Репетиционный период давно исчез из практики советского кино. У режиссеров нет для этого ни времени, ни пространства. А в последнее время, что естественно, не стало навыков, да и попытки поработать с актерами над ролью или над трудной сценой в кабинете или в гостиничном номере жалки и смехотворны. И неудивительно, что репетиционный период из стадии подготовительного инкогнито вполз на съемочную площадку под псевдонимом «освоение». В результате колоссальные потери качества и времени, потери, которые никогда и никем не учитывались. И не подсчитывались. Многие кинорежиссеры хотели бы поставить спектакль. Но негде и не с кем. Попытки сделать это на сцене какого-либо театра, как правило, не давали желаемого результата.
1982
Смерть Брежнева.
Началось. Программа странно без музыки. На светло-розовом фоне возник (именно возник из ничего) скорбный и торжественный Кириллов. Так вот закончилась первая стадия догадок, недоразумений, предположений… Должен сказать, что догадываюсь о состоянии всего населения нашей страны. Его можно выразить двумя словами! Ожидание перемен, но каких?! Перемены необходимы. Страна нравственно парализована. Страна давно уже находится в состоянии грандиозной войны. Сталинисты мечтают о железной дисциплине, о порядке. С другой стороны, напор мечтателей о свободе, людей, которые не верят уже в коммунистическую демагогию. И те и другие говорят об изменениях в границах сложившихся отношений. Но все отлично понимают, что любые изменения в ту или иную сторону не ограничатся малыми дозами. Либо – сталинизм, репрессии, концлагерный коммунизм, либо капитализм. Стоят друг против друга, не стреляют пока (частные случаи с обоих сторон – я не беру), но состояние войны налицо. Одним словом, как это ни прискорбно говорить, смерти Брежнева в общем-то рады.
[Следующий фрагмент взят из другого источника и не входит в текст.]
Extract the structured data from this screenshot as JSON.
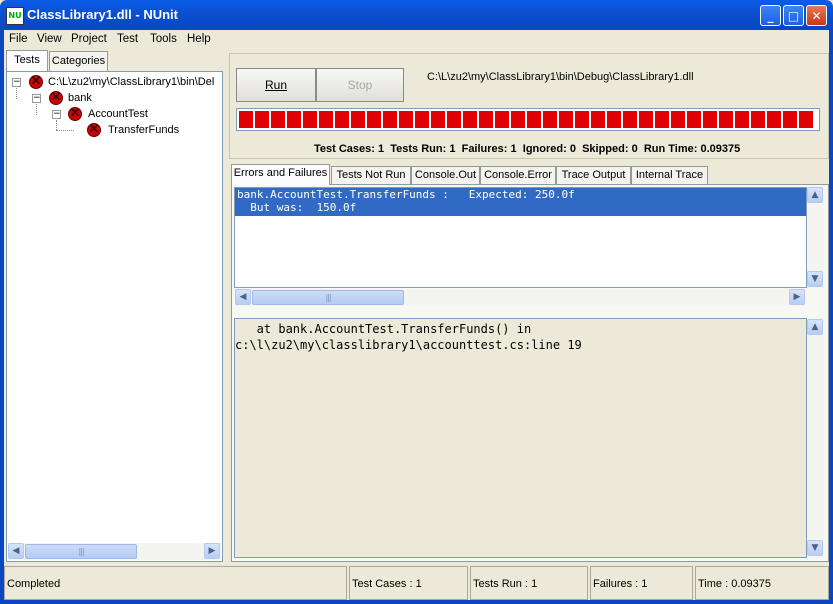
{
  "window": {
    "title": "ClassLibrary1.dll - NUnit",
    "icon_label": "NU",
    "controls": {
      "minimize": "_",
      "maximize": "□",
      "close": "✕"
    }
  },
  "menu": [
    "File",
    "View",
    "Project",
    "Test",
    "Tools",
    "Help"
  ],
  "left_tabs": [
    "Tests",
    "Categories"
  ],
  "tree": {
    "root": "C:\\L\\zu2\\my\\ClassLibrary1\\bin\\Del",
    "namespace": "bank",
    "fixture": "AccountTest",
    "test": "TransferFunds",
    "expander": "−"
  },
  "toolbar": {
    "run_label": "Run",
    "stop_label": "Stop",
    "assembly_path": "C:\\L\\zu2\\my\\ClassLibrary1\\bin\\Debug\\ClassLibrary1.dll"
  },
  "progress": {
    "fraction": 1.0,
    "color": "#e00000"
  },
  "summary": {
    "test_cases_label": "Test Cases:",
    "test_cases": "1",
    "tests_run_label": "Tests Run:",
    "tests_run": "1",
    "failures_label": "Failures:",
    "failures": "1",
    "ignored_label": "Ignored:",
    "ignored": "0",
    "skipped_label": "Skipped:",
    "skipped": "0",
    "run_time_label": "Run Time:",
    "run_time": "0.09375"
  },
  "result_tabs": [
    "Errors and Failures",
    "Tests Not Run",
    "Console.Out",
    "Console.Error",
    "Trace Output",
    "Internal Trace"
  ],
  "errors": [
    {
      "line1": "bank.AccountTest.TransferFunds :   Expected: 250.0f",
      "line2": "  But was:  150.0f"
    }
  ],
  "stack_trace": [
    "   at bank.AccountTest.TransferFunds() in",
    "c:\\l\\zu2\\my\\classlibrary1\\accounttest.cs:line 19"
  ],
  "status": {
    "state": "Completed",
    "test_cases": "Test Cases : 1",
    "tests_run": "Tests Run : 1",
    "failures": "Failures : 1",
    "time": "Time : 0.09375"
  },
  "scroll": {
    "left": "◀",
    "right": "▶",
    "up": "▲",
    "down": "▼",
    "grip": "|||"
  }
}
У нас на набережной совсем не чувствуется, что страну потрясло великое горе. Идут с сумками озабоченные хозяйки. Гуляют с собаками, шныряют по магазинам. Простые будни. Идет навстречу работяга в грязной телогрейке, несет под мышкой несколько траурных флагов.
Государство пытается все взять под свой контроль, все пропустить через себя и вернуть людям, своим подопечным, казалось бы, то же самое по форме, но совершенно противоположное по содержанию: «национальное по форме, социалистическое по содержанию».
С «ужасом» думаю о переменах курса. Вдруг я выпаду из новой системы. И будут говорить обо мне, как о Петрове-Водкине или о Бурлаке (Андреев), в прошедшем времени. Смешно. Я-то все знаю. Святого нет. Ни в чем. Лишь бы выжить. Остальное (я в том числе) мешает. Страшно подумать, что будет. Одни подонки на самом верху. Я думал, что угадал спад индивидуальностей в руководстве. Но денщики. Страшны.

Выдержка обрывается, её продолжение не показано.